This Section presents an overview of the cryptographic service calls for the secret-key and public-key cryptosystems. To fully understand these service calls, readers may wish to read [Rus91] to learn more about the two prime cryptographic technologies.
In secret-key cryptography, a secret key is established and shared between two individuals or parties and the same key is used to encrypt or decrypt messages, therefore, it is also referred to as symmetric cryptography. If the two parties are in different physical locations, they must trust a courier, or some transmission system to establish the initial key and trust this third-party not to disclose the secret key they are communicating. The generation, transmission, and storage of keys is called key management. Ensuring that key storage, exchange of new keys and destruction of old keys are performed securely often creates complex key management requirements for secret key cryptography. The ANSI X9.17 Financial Institution Key Management (Wholesale) Standard prescribes a uniform process for the protection and exchange of cryptographic keys for authentication and encryption in the financial community [ANS85].
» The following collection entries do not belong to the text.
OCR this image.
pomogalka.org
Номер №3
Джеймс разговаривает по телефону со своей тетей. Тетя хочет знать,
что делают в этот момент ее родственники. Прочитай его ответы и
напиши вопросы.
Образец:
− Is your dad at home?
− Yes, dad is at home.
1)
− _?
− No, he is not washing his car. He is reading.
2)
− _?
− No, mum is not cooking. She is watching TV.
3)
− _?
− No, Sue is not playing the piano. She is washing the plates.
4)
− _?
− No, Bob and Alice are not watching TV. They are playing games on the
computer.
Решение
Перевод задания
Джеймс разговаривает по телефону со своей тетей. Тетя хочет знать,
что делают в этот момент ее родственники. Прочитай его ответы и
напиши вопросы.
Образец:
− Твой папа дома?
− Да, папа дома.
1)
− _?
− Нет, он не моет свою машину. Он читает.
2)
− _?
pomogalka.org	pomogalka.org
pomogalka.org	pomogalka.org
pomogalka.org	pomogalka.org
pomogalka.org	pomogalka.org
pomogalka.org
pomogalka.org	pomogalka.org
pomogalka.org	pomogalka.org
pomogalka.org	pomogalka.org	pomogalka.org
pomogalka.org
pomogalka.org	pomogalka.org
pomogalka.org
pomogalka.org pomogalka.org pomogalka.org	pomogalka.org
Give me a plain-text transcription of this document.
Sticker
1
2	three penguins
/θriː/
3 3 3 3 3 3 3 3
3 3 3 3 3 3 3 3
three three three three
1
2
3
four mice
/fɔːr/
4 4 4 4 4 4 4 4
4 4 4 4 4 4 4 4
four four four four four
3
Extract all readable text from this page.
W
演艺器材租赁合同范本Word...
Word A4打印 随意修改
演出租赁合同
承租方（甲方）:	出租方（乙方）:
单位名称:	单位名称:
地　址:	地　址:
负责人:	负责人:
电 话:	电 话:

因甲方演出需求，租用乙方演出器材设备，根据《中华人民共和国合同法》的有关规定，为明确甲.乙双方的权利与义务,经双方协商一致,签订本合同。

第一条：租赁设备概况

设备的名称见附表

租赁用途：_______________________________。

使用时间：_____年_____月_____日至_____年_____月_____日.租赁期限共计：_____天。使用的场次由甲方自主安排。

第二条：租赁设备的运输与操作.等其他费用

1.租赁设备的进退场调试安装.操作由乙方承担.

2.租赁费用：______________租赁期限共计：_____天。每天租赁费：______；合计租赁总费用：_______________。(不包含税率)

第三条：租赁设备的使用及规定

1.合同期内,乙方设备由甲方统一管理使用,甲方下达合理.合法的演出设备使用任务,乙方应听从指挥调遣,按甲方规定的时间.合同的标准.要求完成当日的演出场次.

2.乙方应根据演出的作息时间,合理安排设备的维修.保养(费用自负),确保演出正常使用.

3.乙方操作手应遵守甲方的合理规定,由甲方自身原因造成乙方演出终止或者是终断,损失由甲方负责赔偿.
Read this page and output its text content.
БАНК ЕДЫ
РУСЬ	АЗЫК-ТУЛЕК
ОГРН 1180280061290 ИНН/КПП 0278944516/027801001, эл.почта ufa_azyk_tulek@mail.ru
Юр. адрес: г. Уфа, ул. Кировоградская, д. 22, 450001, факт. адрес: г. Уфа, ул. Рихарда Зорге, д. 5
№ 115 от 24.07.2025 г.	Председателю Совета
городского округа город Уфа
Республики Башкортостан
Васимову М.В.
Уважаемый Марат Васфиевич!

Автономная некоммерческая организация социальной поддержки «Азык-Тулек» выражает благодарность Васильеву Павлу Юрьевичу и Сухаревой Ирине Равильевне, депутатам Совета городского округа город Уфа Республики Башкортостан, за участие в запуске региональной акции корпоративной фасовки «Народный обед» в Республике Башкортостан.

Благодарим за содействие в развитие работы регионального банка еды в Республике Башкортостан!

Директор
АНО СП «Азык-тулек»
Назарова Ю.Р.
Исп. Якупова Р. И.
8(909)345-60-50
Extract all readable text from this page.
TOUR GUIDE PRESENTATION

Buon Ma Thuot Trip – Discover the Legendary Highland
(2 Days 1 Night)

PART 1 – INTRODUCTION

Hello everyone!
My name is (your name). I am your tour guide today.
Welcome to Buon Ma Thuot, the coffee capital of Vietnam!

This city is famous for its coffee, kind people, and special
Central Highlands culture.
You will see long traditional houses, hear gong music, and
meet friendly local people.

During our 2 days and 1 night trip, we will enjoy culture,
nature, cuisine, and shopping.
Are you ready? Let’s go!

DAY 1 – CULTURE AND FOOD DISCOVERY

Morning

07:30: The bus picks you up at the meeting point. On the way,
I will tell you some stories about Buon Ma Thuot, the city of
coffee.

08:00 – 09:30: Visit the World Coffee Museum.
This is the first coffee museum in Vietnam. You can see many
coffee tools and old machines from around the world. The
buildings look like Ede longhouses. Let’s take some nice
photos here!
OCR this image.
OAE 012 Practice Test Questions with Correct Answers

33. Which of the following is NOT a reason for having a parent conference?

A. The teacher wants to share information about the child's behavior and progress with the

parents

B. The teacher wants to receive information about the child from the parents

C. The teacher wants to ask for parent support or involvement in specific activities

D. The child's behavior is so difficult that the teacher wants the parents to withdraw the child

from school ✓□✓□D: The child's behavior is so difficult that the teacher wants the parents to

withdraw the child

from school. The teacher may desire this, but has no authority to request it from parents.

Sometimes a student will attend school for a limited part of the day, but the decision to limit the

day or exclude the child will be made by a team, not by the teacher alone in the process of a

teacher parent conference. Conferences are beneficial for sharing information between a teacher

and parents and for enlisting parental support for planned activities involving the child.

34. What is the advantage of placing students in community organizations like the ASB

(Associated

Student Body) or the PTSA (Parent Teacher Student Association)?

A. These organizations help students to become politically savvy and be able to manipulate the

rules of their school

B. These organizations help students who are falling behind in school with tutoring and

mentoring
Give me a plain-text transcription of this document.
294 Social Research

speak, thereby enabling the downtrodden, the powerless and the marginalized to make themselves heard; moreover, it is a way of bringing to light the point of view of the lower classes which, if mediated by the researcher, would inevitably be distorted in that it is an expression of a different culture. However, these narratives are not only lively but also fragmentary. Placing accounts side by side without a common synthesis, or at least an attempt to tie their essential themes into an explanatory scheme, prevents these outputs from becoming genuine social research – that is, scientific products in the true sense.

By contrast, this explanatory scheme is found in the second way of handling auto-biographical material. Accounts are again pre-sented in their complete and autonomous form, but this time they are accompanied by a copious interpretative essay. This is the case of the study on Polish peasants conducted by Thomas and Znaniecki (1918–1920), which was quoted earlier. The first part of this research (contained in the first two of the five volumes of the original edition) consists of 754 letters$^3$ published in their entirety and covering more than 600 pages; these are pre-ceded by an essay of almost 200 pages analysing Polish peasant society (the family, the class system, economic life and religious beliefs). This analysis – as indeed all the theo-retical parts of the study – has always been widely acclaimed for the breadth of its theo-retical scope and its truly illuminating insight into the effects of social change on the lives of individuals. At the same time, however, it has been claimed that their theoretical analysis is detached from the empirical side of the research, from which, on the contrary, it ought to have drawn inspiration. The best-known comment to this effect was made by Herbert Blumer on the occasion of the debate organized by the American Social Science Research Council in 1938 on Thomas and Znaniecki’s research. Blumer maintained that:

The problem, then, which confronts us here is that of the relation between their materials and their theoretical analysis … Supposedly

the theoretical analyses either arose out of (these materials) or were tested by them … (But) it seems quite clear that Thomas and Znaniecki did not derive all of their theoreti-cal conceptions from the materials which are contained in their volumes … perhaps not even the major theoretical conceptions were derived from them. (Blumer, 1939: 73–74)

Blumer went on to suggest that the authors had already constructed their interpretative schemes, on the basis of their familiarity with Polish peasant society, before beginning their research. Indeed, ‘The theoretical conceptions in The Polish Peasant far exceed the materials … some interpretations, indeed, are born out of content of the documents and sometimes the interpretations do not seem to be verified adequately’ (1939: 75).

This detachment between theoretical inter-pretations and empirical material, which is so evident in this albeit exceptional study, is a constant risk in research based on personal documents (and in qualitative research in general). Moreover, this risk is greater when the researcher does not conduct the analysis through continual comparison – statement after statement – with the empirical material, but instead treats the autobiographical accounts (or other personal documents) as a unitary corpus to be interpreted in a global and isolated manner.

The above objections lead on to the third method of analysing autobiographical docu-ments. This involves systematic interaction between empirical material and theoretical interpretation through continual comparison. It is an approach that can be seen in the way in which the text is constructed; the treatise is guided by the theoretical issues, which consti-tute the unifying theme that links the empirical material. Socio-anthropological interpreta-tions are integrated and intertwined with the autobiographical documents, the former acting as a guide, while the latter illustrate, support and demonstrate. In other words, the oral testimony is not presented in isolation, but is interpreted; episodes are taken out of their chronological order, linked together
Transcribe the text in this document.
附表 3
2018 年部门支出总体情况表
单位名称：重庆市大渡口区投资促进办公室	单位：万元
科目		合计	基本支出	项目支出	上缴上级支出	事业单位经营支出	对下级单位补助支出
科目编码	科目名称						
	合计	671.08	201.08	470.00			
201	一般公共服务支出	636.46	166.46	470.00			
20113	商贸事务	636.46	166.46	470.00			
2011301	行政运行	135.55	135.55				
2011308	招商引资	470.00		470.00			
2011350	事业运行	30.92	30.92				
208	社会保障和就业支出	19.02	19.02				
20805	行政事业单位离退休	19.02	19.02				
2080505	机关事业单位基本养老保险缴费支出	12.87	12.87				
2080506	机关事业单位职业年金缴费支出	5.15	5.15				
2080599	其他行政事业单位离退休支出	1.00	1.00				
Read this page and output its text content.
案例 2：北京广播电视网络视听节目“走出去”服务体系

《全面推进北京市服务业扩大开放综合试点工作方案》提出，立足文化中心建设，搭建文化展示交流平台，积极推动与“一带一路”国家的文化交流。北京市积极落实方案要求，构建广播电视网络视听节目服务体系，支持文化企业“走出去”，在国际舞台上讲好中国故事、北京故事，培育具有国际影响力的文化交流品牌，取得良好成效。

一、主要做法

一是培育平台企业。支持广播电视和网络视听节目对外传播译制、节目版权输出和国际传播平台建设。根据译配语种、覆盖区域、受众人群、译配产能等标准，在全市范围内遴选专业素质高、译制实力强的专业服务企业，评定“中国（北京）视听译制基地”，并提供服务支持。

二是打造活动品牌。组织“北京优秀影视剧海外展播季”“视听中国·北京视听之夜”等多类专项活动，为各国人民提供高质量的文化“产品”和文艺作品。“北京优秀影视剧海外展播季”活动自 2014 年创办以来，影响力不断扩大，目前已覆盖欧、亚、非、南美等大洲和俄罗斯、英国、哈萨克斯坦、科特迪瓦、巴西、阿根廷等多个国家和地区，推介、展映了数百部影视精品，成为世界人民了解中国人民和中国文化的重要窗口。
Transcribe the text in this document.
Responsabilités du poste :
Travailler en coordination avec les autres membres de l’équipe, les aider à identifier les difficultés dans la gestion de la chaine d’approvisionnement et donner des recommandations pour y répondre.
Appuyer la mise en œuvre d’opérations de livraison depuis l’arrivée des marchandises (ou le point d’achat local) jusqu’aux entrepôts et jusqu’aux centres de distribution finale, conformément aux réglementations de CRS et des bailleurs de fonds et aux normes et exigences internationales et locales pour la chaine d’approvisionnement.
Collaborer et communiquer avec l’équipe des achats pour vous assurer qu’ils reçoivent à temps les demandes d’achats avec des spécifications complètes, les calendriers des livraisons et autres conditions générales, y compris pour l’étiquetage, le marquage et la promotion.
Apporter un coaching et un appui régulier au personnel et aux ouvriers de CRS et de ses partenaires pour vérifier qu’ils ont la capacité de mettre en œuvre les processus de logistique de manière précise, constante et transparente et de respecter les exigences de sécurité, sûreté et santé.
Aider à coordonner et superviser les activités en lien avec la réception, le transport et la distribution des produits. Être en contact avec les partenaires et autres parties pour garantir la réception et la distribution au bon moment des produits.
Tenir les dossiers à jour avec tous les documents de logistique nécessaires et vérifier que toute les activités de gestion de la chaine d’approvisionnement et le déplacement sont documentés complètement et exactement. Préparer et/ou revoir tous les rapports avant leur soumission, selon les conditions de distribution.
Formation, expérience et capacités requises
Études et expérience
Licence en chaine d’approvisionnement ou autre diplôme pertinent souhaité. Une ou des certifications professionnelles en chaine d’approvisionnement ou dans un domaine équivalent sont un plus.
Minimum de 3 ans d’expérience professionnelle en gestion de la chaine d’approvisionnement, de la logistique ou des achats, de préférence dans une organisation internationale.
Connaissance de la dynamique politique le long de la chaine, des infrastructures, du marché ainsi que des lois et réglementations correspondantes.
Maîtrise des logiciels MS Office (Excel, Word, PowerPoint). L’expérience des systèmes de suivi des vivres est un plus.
In a public-key cryptosystem, a user makes use of a pair of keys: a public key and a private key. The public key of a user can be made public without doing any harm to security, while the private key of a user never leaves the possession of its owner, which is increased security over the secret key cryptography [Fah92]. With public key cryptography, no single key is used for both encryption and decryption, thus, it is also referred to as asymmetric cryptography. It is beyond the scope of this document to describe how public-key encryption works, interested readers are referred to [NIS91b] for the details. Since a user's public key is made public, certain control is necessary so that a user's public key cannot be tampered with. The application of public-key cryptography thus requires an authentication framework which binds users' public keys and users' identities. A public-key certificate is a certified proof of such a binding vouched for by a trusted third-party called a Certification Authority (CA). The use of a CA alleviates the responsibility of individual users to verify directly the correctness of other users' public keys. Public key certificates are managed by a certificate management system, the development of which is very complex. Reference [Nec92] gives a detailed discussion of the issues involved for managing public-key certificates.